About 150 turn out for 14-candidate MidTown political forum tonight at the Columbus library

The overflow crowd for tonight's MidTown Inc. political forum showed little reaction to most of the questions about growth and redevelopment, but an inquiry about how Columbus Council handles its public agenda during which residents address city leaders drew more response.

The question posed to council candidates: "Would you be willing to consider an alternative arrangement for city council meetings whereby the public agenda is available to citizens only one meeting a month? If not, do you have other suggestions for a more effective use of time allowed for the public agenda?"

Citywide council candidate Travis Chambers got a round of applause for saying that when residents have concerns, council needs to hear them. Then one of his opponents, Bert Coker and a frequent visitor to council, got a laugh in noting that the time-keeping system for tonight's forum was the same as the one used to limit speakers to five minutes on council's public agenda: a traffic light.

"I think the five-minute rule is a good rule, and I just want to know where y'all get all these traffic lights at," he said.

Other candidates expressed no objection to the five-minute rule, except that citywide candidate Winston Pitters said he felt speakers needed five to seven minutes. and District 1 candidate Nathan Suber said he thought council should restore a weekly meeting it recently voted to eliminate.

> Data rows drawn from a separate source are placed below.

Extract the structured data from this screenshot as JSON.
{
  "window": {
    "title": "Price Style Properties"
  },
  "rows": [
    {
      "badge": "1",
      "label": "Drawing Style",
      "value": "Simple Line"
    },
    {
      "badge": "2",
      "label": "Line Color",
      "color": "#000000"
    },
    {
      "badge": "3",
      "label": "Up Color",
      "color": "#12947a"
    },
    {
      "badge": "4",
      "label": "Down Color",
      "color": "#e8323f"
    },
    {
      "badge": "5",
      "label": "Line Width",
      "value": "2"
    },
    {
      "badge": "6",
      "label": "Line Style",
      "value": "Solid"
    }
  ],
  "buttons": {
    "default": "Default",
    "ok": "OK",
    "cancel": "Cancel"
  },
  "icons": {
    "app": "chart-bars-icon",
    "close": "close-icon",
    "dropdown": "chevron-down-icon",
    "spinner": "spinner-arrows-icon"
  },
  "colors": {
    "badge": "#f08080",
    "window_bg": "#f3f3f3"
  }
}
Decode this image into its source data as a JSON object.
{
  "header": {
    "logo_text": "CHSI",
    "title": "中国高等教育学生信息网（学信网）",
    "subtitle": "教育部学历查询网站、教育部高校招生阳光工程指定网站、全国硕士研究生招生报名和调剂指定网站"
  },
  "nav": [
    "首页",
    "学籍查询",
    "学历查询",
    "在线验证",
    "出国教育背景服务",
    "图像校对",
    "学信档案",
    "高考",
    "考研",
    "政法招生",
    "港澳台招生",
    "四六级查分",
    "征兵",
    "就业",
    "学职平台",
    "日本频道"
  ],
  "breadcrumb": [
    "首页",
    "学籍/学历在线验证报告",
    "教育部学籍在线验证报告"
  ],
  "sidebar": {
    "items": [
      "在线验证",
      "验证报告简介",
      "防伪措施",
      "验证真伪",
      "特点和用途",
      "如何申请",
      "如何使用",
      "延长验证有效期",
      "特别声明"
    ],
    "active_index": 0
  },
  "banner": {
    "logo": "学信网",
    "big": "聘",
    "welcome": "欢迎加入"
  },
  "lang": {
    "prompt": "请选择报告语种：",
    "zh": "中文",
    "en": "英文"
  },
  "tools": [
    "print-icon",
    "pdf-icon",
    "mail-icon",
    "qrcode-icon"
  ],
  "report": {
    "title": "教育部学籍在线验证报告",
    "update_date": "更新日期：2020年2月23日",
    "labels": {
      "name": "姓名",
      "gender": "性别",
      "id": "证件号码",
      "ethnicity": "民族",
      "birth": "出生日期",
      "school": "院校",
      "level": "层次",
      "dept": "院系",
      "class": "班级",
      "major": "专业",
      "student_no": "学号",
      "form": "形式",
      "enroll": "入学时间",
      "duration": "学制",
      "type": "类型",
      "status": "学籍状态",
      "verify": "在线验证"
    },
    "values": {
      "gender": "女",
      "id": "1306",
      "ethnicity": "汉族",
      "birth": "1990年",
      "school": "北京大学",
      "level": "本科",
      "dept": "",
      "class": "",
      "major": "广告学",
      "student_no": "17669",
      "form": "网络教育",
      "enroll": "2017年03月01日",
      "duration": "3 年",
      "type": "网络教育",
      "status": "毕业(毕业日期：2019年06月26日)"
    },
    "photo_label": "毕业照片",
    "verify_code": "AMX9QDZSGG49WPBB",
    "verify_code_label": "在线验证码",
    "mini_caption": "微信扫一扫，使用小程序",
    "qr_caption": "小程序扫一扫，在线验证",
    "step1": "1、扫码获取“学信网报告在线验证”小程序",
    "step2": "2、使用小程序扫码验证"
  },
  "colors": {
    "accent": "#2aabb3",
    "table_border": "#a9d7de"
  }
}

MidTown Inc. drew a full house for its 14-candidate political forum tonight at the Columbus Public Library, where the auditorium has an overflow crowd of about 150 people, some standing in the back of the room.

The 6-8 p.m. forum has drawn candidates for mayor, citywide Columbus Council Post 9 and council Districts 1 and 7.

The council candidates are first on stage, each allowed 90 seconds to make a statement before moderator Trip Layfield asks them questions in no particular order. The candidates for mayor will take the stage next.

The four candidates for mayor are Wayne Anthony, Zephaniah Baker, Paul Olson and Teresa Pike Tomlinson, a former MidTown director. The five citywide council candidates are Travis Chambers, Bert Coker, Shep Mullin, Winston Pitters and Judy Thomas. The three District 1 candidates are Jerry "Pops" Barnes, Alfred Stewart and Nathan Suber, and the two council District 7 candidates are Andrea Franklin and Mimi Woodson.

MidTown, a nonprofit neighborhood revitalization group focused on the city's core, solicited questions via e-mail and posted them on its website. They are:

1. The first stated goal in the city’s 2028 comprehensive plan is to revitalize in order to minimize sprawl. How will your policies encourage infill development and revitalization to attain this goal?

2. What measures would you take to address “deadbeat landlords” who marginally maintain residential and commercial properties that diminish neighborhoods?

3. Columbus has hundreds of vacant, abandoned and under-performing properties. What role should the city play in the redevelopment of these properties? The Columbus Land Bank Authority has the capacity to acquire and transition properties to owners with plans to improve properties and enhance their value through redevelopment. Will you empower the land bank in these efforts?

4. Midtown is built upon an interconnected grid pattern of streets that lends to its neighborhood character. What kind of transportation improvements would you support that enhance the area’s walkability, bikability and alternative transportation options? What means would you support to facilitate traffic flow citywide (other than the often touted use of signal synchronization)?

5. The Fall Line Trace (bike trail) stops and detours near Buck Ice and then at The Medical Center. The Riverwalk still breaks at the Bibb Mill dam. How do you propose completing and connecting our bicycle trails?

6. How does MidTown play a role in Columbus’s overall response to changes brought about with BRAC?

7. What city do you think currently mirrors the economic progress and development you’d like to see emulated in Columbus and why?

8. On a scale of 1 to 10 with 10 the best, how would you rate the current effectiveness of the city planning activities of the city? What vision do you have for the planning within the city and how would you propose to transform city planning under your mayoral administration?

9. Would you be willing to consider an alternative arrangement for city council meetings whereby the public agenda is available to citizens only one meeting a month? If not, do you have other suggestions for a more effective use of time allowed for the public agenda?

10. What are your transportation plans and how do you propose to avoid the dichotomy of redesigning Veterans to be more aesthetic and pedestrian-friendly at the same time modeling Talbotton Road after the old Veterans Parkway?

11. Would you favor/support city approved financial initiatives such as a TAD or TIF to encourage business development and redevelopment in south Columbus and midtown? Explain your answer.

12. What would you do to help Columbus become a more harmonious city in which to live, helping to erase the current racial and economic divides?

13. The Local Option Sales Tax is permanent city revenue, 70 percent for public safety and 30 percent for infrastructure. How would you prioritize projects funded by LOST revenue?